Given no annotations, no output schema, and 2 parameters with full schema coverage, the description provides basic context: it specifies the tool's purpose, output format (JSON data/text snippets), and a required post-call action. However, it lacks details on error cases, response structure, or integration examples, making it incomplete for a tool that fetches external data without structured output documentation.

Complex tools with many parameters or behaviors need more documentation. Simple tools need less. This dimension scales expectations accordingly.

Parameters3/5

Does the description clarify parameter syntax, constraints, interactions, or defaults beyond what the schema provides?

The input schema has 100% description coverage, providing clear details for both parameters ('message' and 'searchQuery'). The description adds no additional parameter semantics beyond what the schema already documents, such as explaining how these parameters interact or their impact on results. This meets the baseline score of 3, as the schema adequately covers parameter information.

Input schemas describe structure but not intent. Descriptions should explain non-obvious parameter relationships and valid value ranges.

Purpose3/5

Does the description clearly state what the tool does and how it differs from similar tools?

The description states the tool fetches data and previews from 21st.dev and returns JSON data of matching components, which clarifies its purpose. However, it doesn't clearly differentiate from sibling tools like '21st_magic_component_builder' or 'logo_search', leaving ambiguity about when to use each. The phrase 'see component, get inspiration, or /21st fetch data' is somewhat vague rather than specific.

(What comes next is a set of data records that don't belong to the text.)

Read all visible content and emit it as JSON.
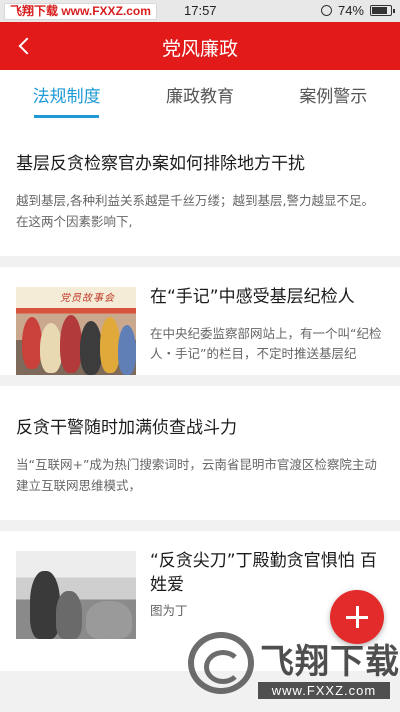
{
  "status_bar": {
    "watermark": "飞翔下载 www.FXXZ.com",
    "time": "17:57",
    "battery": "74%",
    "battery_level": 0.74
  },
  "header": {
    "title": "党风廉政"
  },
  "tabs": [
    {
      "label": "法规制度",
      "active": true
    },
    {
      "label": "廉政教育",
      "active": false
    },
    {
      "label": "案例警示",
      "active": false
    }
  ],
  "articles": [
    {
      "title": "基层反贪检察官办案如何排除地方干扰",
      "summary": "越到基层,各种利益关系越是千丝万缕；越到基层,警力越显不足。在这两个因素影响下,",
      "has_image": false
    },
    {
      "title": "在“手记”中感受基层纪检人",
      "summary": "在中央纪委监察部网站上，有一个叫“纪检人・手记”的栏目，不定时推送基层纪",
      "has_image": true,
      "image_caption": "党员故事会"
    },
    {
      "title": "反贪干警随时加满侦查战斗力",
      "summary": "当“互联网+”成为热门搜索词时，云南省昆明市官渡区检察院主动建立互联网思维模式，",
      "has_image": false
    },
    {
      "title": "“反贪尖刀”丁殿勤贪官惧怕 百姓爱",
      "summary": "图为丁",
      "has_image": true
    }
  ],
  "fab": {
    "icon": "plus-icon"
  },
  "watermark": {
    "text": "飞翔下载",
    "url": "www.FXXZ.com"
  },
  "colors": {
    "header_red": "#e21a1a",
    "tab_active": "#1e9ad6",
    "fab_red": "#e42b2b"
  }
}
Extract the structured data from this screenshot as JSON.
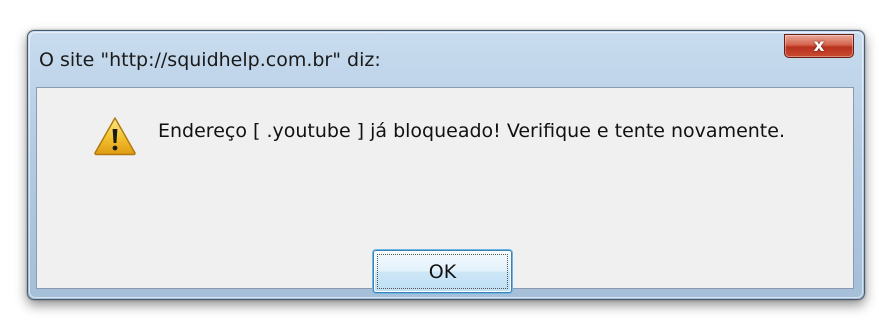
{
  "dialog": {
    "title": "O site \"http://squidhelp.com.br\" diz:",
    "close_icon": "close-icon",
    "close_glyph": "x",
    "warning_icon": "warning-icon",
    "message": "Endereço [ .youtube ] já bloqueado! Verifique e tente novamente.",
    "ok_label": "OK"
  },
  "colors": {
    "frame": "#b3cbe3",
    "client": "#f0f0f0",
    "close_button": "#c94a2f",
    "ok_border": "#3c7fb1",
    "warning_fill": "#f2c12e"
  }
}
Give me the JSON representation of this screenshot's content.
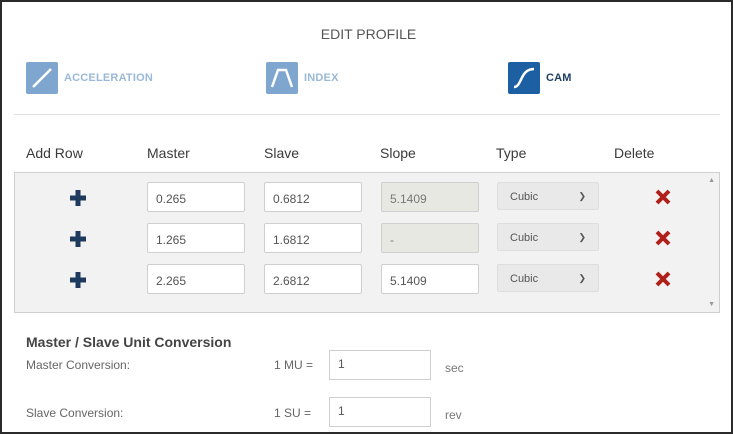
{
  "title": "EDIT PROFILE",
  "modes": [
    {
      "label": "ACCELERATION",
      "active": false,
      "icon": "ramp-icon"
    },
    {
      "label": "INDEX",
      "active": false,
      "icon": "trapezoid-icon"
    },
    {
      "label": "CAM",
      "active": true,
      "icon": "s-curve-icon"
    }
  ],
  "table": {
    "headers": {
      "add_row": "Add Row",
      "master": "Master",
      "slave": "Slave",
      "slope": "Slope",
      "type": "Type",
      "delete": "Delete"
    },
    "rows": [
      {
        "master": "0.265",
        "slave": "0.6812",
        "slope": "5.1409",
        "slope_readonly": true,
        "type": "Cubic"
      },
      {
        "master": "1.265",
        "slave": "1.6812",
        "slope": "-",
        "slope_readonly": true,
        "type": "Cubic"
      },
      {
        "master": "2.265",
        "slave": "2.6812",
        "slope": "5.1409",
        "slope_readonly": false,
        "type": "Cubic"
      }
    ]
  },
  "conversion": {
    "title": "Master / Slave Unit Conversion",
    "master": {
      "label": "Master Conversion:",
      "unit": "1 MU =",
      "value": "1",
      "suffix": "sec"
    },
    "slave": {
      "label": "Slave Conversion:",
      "unit": "1 SU =",
      "value": "1",
      "suffix": "rev"
    }
  },
  "colors": {
    "accent": "#1d5fa3",
    "inactive_icon": "#7fa6cf",
    "add_icon": "#1f3a5f",
    "delete_icon": "#b0201a"
  }
}
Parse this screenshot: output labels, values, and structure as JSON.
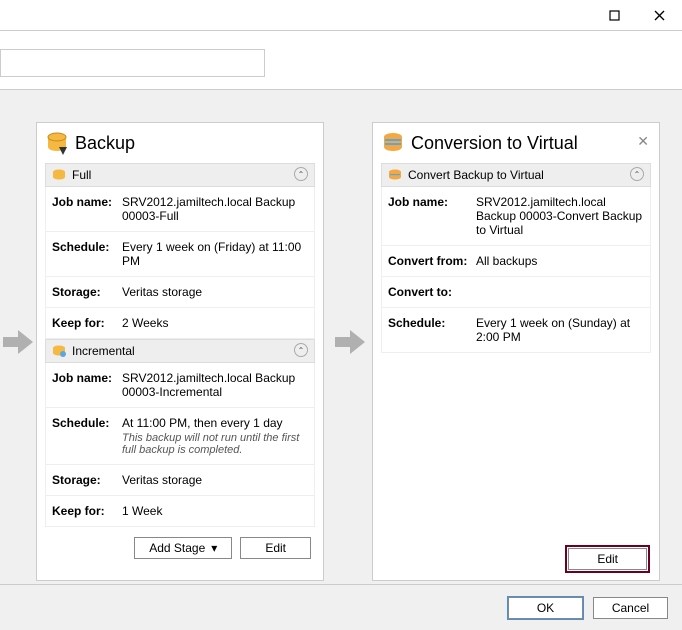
{
  "window": {
    "maximize": "☐",
    "close": "✕"
  },
  "backup": {
    "title": "Backup",
    "full": {
      "header": "Full",
      "job_label": "Job name:",
      "job_val": "SRV2012.jamiltech.local Backup 00003-Full",
      "sched_label": "Schedule:",
      "sched_val": "Every 1 week on (Friday) at 11:00 PM",
      "storage_label": "Storage:",
      "storage_val": "Veritas storage",
      "keep_label": "Keep for:",
      "keep_val": "2 Weeks"
    },
    "incr": {
      "header": "Incremental",
      "job_label": "Job name:",
      "job_val": "SRV2012.jamiltech.local Backup 00003-Incremental",
      "sched_label": "Schedule:",
      "sched_val": "At 11:00 PM, then every 1 day",
      "sched_note": "This backup will not run until the first full backup is completed.",
      "storage_label": "Storage:",
      "storage_val": "Veritas storage",
      "keep_label": "Keep for:",
      "keep_val": "1 Week"
    },
    "add_stage": "Add Stage",
    "edit": "Edit"
  },
  "conversion": {
    "title": "Conversion to Virtual",
    "section": "Convert Backup to Virtual",
    "job_label": "Job name:",
    "job_val": "SRV2012.jamiltech.local Backup 00003-Convert Backup to Virtual",
    "from_label": "Convert from:",
    "from_val": "All backups",
    "to_label": "Convert to:",
    "to_val": "",
    "sched_label": "Schedule:",
    "sched_val": "Every 1 week on (Sunday) at 2:00 PM",
    "edit": "Edit"
  },
  "footer": {
    "ok": "OK",
    "cancel": "Cancel"
  }
}
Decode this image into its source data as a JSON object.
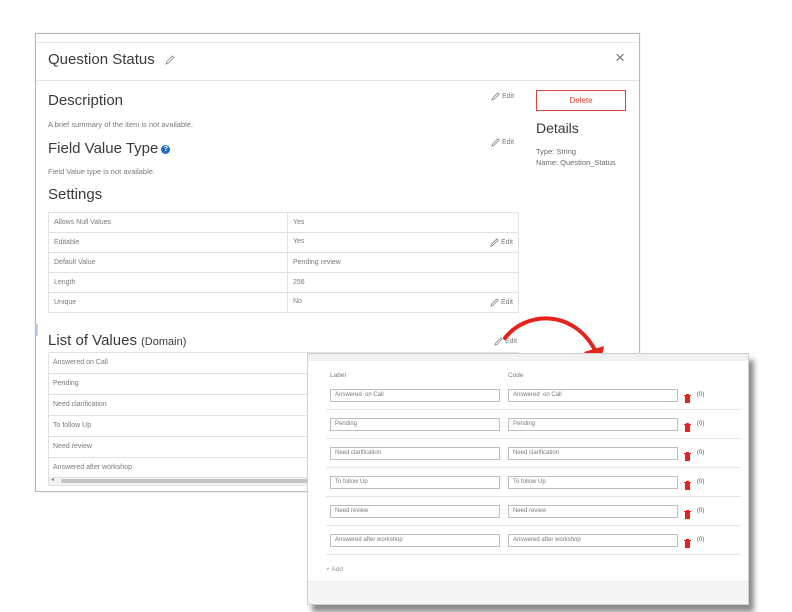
{
  "header": {
    "title": "Question Status",
    "close_glyph": "×"
  },
  "description": {
    "title": "Description",
    "text": "A brief summary of the item is not available.",
    "edit_label": "Edit"
  },
  "field_value_type": {
    "title": "Field Value Type",
    "help_glyph": "?",
    "text": "Field Value type is not available.",
    "edit_label": "Edit"
  },
  "sidebar": {
    "delete_label": "Delete",
    "details_title": "Details",
    "type_line": "Type: String",
    "name_line": "Name: Question_Status"
  },
  "settings": {
    "title": "Settings",
    "rows": [
      {
        "label": "Allows Null Values",
        "value": "Yes",
        "edit": ""
      },
      {
        "label": "Editable",
        "value": "Yes",
        "edit": "Edit"
      },
      {
        "label": "Default Value",
        "value": "Pending review",
        "edit": ""
      },
      {
        "label": "Length",
        "value": "256",
        "edit": ""
      },
      {
        "label": "Unique",
        "value": "No",
        "edit": "Edit"
      }
    ]
  },
  "domain": {
    "title": "List of Values",
    "subtitle": "(Domain)",
    "edit_label": "Edit",
    "items": [
      "Answered on Call",
      "Pending",
      "Need clarification",
      "To follow Up",
      "Need review",
      "Answered after workshop"
    ]
  },
  "zoom": {
    "label_header": "Label",
    "code_header": "Code",
    "rows": [
      {
        "label": "Answered  on Call",
        "code": "Answered  on Call",
        "count": "(0)"
      },
      {
        "label": "Pending",
        "code": "Pending",
        "count": "(0)"
      },
      {
        "label": "Need clarification",
        "code": "Need clarification",
        "count": "(0)"
      },
      {
        "label": "To follow Up",
        "code": "To follow Up",
        "count": "(0)"
      },
      {
        "label": "Need review",
        "code": "Need review",
        "count": "(0)"
      },
      {
        "label": "Answered after workshop",
        "code": "Answered after workshop",
        "count": "(0)"
      }
    ],
    "add_label": "+ Add"
  },
  "colors": {
    "accent_red": "#d8473a",
    "arrow_red": "#e4231b",
    "help_blue": "#1b6fc0"
  }
}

Agents choose between tools based on descriptions. A clear purpose with a specific verb and resource helps agents select the right tool.

Usage Guidelines2/5

Does the description explain when to use this tool, when not to, or what alternatives exist?

The description provides minimal guidance: 'Use this tool when the user wants to see component, get inspiration, or /21st fetch data and previews from 21st.dev.' It doesn't specify when to use this tool versus alternatives like '21st_magic_component_builder' or 'logo_search', nor does it mention any exclusions or prerequisites. This lack of comparative context limits its effectiveness in guiding tool selection.

Agents often have multiple tools that could apply. Explicit usage guidance like "use X instead of Y when Z" prevents misuse.